Постепенно я успокоился и уснул. Голым. Проснулся ночью отлить и надел рубаху. Нянька за горшком утром зайдёт и обомлеет от вида моего голого «торчка».
А в восемь лет разве стоит? — подумал я снова пытаясь заснуть. — Стоит-стоит. Утром у всех мужиков стоит, и у младенцев, и у стариков. О как! Значит демон мой — старик? Зато я молодо-о-й… Хр-хр-хр…
* * *
На следующее утро я пришёл в царские палаты один. Сразу после третьих петухов. Пропустили меня без досмотра и всяких объяснений. Сказал только стражам: «Боярин Фёдор Никитич Захарьин-Юрьев по государеву делу» и всё. Врата открылись. Да. Я решил записываться «Никитичем». Это сейчас не возбранялось. Любой боярин имел право величаться по отчеству, но по-старинке бояре писались двойными фамилиями или отчество превращали в фамилию. Как, например мои дядья назывались Юрьевыми, а двоюродные родичи по имени Якова, писались Яковлевыми.
Это мне подсказывал мой «демон», а как было в действительности, я не знал, но почему-то сильно хотел узнать, и надеялся найти ответ, пролистав старые книги. А пока решил называться с отчеством. Кому надо поправят, думал я. Однако главную проверку моё прозвище выдержало. Меня, как и вчера, записали в книгу и я вошёл в царские палаты.

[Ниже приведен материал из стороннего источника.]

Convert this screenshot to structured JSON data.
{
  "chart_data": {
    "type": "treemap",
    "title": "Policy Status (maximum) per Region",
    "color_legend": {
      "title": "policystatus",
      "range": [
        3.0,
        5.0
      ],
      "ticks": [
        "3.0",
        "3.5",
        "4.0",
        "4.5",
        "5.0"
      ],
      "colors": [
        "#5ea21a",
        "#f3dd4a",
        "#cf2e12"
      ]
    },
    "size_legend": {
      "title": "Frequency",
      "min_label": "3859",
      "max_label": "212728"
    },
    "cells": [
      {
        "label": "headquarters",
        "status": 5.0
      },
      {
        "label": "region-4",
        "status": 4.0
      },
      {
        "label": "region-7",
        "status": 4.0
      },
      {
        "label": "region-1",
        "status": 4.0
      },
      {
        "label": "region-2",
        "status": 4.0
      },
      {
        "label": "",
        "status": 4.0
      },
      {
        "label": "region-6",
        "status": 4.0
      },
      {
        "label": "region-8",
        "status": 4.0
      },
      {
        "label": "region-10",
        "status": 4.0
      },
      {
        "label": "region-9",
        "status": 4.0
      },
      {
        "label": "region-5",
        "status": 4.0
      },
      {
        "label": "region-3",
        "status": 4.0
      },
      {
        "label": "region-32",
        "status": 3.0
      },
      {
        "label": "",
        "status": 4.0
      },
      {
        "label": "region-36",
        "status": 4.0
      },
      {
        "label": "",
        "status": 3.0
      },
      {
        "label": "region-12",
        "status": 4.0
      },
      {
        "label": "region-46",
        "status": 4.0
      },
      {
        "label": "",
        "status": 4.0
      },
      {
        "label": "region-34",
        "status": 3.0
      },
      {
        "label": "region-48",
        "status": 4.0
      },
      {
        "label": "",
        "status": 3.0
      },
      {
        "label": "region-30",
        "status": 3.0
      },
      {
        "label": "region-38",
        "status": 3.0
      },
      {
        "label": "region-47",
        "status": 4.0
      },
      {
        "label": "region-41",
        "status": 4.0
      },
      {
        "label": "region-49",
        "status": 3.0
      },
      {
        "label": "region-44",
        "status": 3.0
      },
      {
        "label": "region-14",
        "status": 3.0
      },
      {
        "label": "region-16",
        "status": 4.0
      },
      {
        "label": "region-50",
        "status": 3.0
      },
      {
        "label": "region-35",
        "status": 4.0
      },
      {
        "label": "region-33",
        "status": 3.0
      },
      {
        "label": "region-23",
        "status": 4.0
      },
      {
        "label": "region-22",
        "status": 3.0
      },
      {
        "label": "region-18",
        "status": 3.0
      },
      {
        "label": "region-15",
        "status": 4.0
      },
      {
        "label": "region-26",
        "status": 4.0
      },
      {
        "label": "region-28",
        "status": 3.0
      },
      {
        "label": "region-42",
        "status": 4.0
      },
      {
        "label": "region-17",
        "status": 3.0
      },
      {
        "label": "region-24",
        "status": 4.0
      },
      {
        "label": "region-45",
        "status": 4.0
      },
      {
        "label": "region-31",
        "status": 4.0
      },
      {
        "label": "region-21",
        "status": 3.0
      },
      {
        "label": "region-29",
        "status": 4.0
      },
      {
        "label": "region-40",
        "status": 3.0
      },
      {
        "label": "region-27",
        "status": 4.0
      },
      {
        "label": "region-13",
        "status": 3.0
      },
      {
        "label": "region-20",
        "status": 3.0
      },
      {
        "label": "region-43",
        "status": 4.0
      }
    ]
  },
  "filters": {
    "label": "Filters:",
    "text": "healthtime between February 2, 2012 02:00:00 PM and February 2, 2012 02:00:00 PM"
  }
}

Царь сидел на своём кресле, насупившись, положив подбородок на кулак левой руки, уперев её локтем в подлокотник. Увидев меня, он указал взглядом на деревянный табурет с кривыми резными ножками, стоящий возле двери. Присев на краешек, я молча стал ждать «аудиенции», как вчера выругался дед.
— Надо же, вчера произошло столько событий, — подумалось мне, — что кажется, что прошел месяц. Или год.